Vu Renfield très tôt, avant le passage du surveillant dans les chambres. Je l’ai trouvé levé et fredonnant un air ; il étendait du sucre sur l’appui de fenêtre, recommençait à attraper des mouches, et cela avec une évidente gaieté. Je cherchai des yeux ses moineaux et, ne les voyant pas, lui demandai où ils étaient. Il me répondit sans tourner la tête qu’ils s’étaient envolés. Il y avait quelques plumes par terre et, sur son oreiller, une tache de sang. Je ne fis aucune remarque mais, en sortant, je dis au gardien de venir m’avertir s’il se passait quelque chose d’anormal au cours de la journée.
11 heures du matin
On me dit à l’instant que Renfield a été très malade, qu’il a vomi un tas de plumes. « Je crois, docteur, ajoute le surveillant qui m’a raconté l’histoire, qu’il a mangé ses moineaux tout vivants ! »
11 heures du soir
Ce soir, j’ai donné à Renfield un bon narcotique, et, pendant son sommeil, j’ai pris son calepin, curieux de lire ce qu’il contenait. Je ne m’étais pas trompé dans mes suppositions : ce malade homicide est d’une espèce toute particulière. Je vais devoir le classer dans une catégorie qui n’existe pas encore, l’appeler un maniaque zoophage qui ne veut se nourrir que d’êtres vivants ; son obsession, c’est d’engloutir autant de vies qu’il peut. Il a donné à manger à une araignée des mouches sans nombre, à un oiseau des araignées sans nombre, puis il aurait voulu avoir un chat pour lui donner à manger tous ses oiseaux. Qu’aurait-il fait ensuite ? On souhaiterait presque aller jusqu’au bout de l’expérience. Mais il faudrait pour cela une raison suffisante. On a souri avec mépris quand on a parlé de vivisection, et voyez où l’on en est aujourd’hui ! Pourquoi ne pas faire progresser la science dans ce qu’elle a de plus difficile mais plus vital, la connaissance du cerveau, du mécanisme du raisonnement humain ? Si je pénétrais le mystère de ce cerveau là, si j’avais la clef de l’imagination d’un seul malade mental, j’avancerais dans ma spécialité à un point en comparaison duquel la physiologie de Burdon-Sanderson ou l’étude du cerveau humain de Ferrier ne serait rien. Si seulement il y avait une raison suffisante ! Mais il ne faut pas trop penser à cela, la tentation est facile : une raison suffisante pourrait faire pencher la balance de mon côté, car ne suis-je pas peut-être, moi aussi, congénitalement, un cerveau exceptionnel ?

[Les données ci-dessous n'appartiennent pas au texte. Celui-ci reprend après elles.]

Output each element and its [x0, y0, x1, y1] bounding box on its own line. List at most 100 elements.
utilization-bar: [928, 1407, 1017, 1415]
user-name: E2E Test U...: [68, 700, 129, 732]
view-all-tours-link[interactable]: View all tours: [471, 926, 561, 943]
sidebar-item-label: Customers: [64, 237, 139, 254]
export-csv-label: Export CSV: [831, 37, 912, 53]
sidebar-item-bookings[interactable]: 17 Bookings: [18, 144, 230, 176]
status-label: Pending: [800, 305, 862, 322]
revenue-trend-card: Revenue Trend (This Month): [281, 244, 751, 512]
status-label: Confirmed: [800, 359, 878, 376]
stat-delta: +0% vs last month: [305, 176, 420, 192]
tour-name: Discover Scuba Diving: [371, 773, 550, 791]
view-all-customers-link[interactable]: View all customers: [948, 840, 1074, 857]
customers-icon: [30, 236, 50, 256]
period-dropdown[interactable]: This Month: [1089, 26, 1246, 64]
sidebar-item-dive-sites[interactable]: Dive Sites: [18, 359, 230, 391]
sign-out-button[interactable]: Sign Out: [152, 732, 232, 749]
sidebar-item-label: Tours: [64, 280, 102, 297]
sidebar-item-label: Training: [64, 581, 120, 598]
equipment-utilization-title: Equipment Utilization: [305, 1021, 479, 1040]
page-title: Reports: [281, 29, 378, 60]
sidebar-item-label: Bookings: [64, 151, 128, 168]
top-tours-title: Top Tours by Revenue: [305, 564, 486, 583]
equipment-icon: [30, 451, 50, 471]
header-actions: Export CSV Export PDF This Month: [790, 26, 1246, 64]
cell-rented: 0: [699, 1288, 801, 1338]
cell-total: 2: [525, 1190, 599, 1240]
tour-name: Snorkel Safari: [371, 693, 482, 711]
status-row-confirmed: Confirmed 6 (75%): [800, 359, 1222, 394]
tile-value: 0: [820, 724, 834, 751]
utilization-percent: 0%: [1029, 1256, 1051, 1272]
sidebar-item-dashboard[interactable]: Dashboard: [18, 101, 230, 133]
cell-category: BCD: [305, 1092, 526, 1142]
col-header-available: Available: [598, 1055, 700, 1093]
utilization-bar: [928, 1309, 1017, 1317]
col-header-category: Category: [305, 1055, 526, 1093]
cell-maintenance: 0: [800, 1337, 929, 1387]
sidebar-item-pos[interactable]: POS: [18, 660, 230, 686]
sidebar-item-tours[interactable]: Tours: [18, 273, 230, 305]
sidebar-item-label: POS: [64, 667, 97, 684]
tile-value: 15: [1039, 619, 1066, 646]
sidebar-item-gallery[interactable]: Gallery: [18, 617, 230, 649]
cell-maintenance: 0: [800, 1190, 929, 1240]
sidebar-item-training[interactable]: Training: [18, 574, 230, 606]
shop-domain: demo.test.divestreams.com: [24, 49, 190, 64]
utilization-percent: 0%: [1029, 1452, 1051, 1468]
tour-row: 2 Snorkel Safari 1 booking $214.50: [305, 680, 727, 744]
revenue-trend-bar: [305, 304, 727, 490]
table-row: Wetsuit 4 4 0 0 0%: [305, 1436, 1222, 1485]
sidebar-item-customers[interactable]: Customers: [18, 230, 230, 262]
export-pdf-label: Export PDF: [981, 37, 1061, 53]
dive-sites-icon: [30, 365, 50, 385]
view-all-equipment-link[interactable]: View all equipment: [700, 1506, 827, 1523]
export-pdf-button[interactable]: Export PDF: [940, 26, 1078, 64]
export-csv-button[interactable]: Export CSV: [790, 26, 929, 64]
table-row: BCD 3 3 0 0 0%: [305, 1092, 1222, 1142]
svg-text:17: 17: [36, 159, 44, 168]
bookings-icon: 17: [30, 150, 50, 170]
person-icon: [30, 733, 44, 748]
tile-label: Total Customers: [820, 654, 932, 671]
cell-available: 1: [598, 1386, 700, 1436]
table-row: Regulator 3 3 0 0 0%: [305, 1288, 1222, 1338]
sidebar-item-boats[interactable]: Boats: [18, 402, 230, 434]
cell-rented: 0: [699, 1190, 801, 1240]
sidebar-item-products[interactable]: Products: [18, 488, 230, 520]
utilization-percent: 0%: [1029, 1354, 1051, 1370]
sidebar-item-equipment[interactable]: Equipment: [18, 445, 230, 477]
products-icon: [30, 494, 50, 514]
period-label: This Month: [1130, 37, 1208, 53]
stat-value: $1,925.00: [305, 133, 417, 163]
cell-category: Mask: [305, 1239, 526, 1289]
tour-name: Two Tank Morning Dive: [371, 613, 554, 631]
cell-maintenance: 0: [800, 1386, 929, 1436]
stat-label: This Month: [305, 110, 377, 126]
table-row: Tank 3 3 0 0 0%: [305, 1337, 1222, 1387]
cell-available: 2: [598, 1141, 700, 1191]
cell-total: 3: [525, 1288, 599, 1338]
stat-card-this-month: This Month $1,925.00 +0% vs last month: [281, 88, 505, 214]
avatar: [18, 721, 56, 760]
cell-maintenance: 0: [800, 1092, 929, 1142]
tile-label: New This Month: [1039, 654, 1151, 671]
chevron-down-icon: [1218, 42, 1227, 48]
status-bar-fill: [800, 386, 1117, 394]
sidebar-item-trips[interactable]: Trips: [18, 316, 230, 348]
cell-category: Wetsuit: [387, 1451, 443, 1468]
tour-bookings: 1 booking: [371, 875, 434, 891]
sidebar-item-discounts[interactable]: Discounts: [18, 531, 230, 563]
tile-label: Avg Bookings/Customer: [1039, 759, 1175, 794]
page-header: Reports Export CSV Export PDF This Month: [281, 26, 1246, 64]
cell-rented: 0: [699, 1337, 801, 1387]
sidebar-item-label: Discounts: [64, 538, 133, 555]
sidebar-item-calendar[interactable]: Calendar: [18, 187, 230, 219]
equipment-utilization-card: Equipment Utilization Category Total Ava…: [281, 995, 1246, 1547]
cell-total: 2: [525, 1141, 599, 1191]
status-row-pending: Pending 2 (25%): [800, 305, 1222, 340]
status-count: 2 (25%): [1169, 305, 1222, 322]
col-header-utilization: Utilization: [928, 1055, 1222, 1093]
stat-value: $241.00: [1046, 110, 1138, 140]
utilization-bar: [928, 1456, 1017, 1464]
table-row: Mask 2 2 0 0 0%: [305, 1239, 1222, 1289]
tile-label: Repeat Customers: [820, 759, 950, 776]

Comme cet homme raisonne juste ! Les fous, il est vrai, raisonnent toujours juste quand ils suivent leur idée. Je me demande à combien de vies il évalue un homme, ou s’il l’évalue à une seule. Il a terminé ses calculs très correctement, et aujourd’hui même, en a commencé d’autres. Qui d’entre nous ne recommence pas chaque jour de nouveaux calculs ? En ce qui me concerne, il me semble que c’est hier seulement que ma vie tout entière a sombré en même temps que mon jeune espoir et que, vraiment, j’ai recommencé à zéro. Et il en sera sans doute ainsi jusqu’à ce que le Juge Suprême m’appelle là-haut et referme mon grand livre contenant la balance des profits et pertes. Oh ! Lucy, Lucy ! Il m’est impossible de vous en vouloir, ni d’en vouloir à mon ami qui partage votre bonheur. Mais je ne dois plus m’attendre qu’à une existence sans espoir où seul importera mon travail. Oui, travailler, travailler, travailler !
Si seulement je pouvais découvrir une raison aussi impérieuse que celle de mon pauvre malade et qui me pousserait au travail, j’y trouverais assurément une certaine forme de bonheur.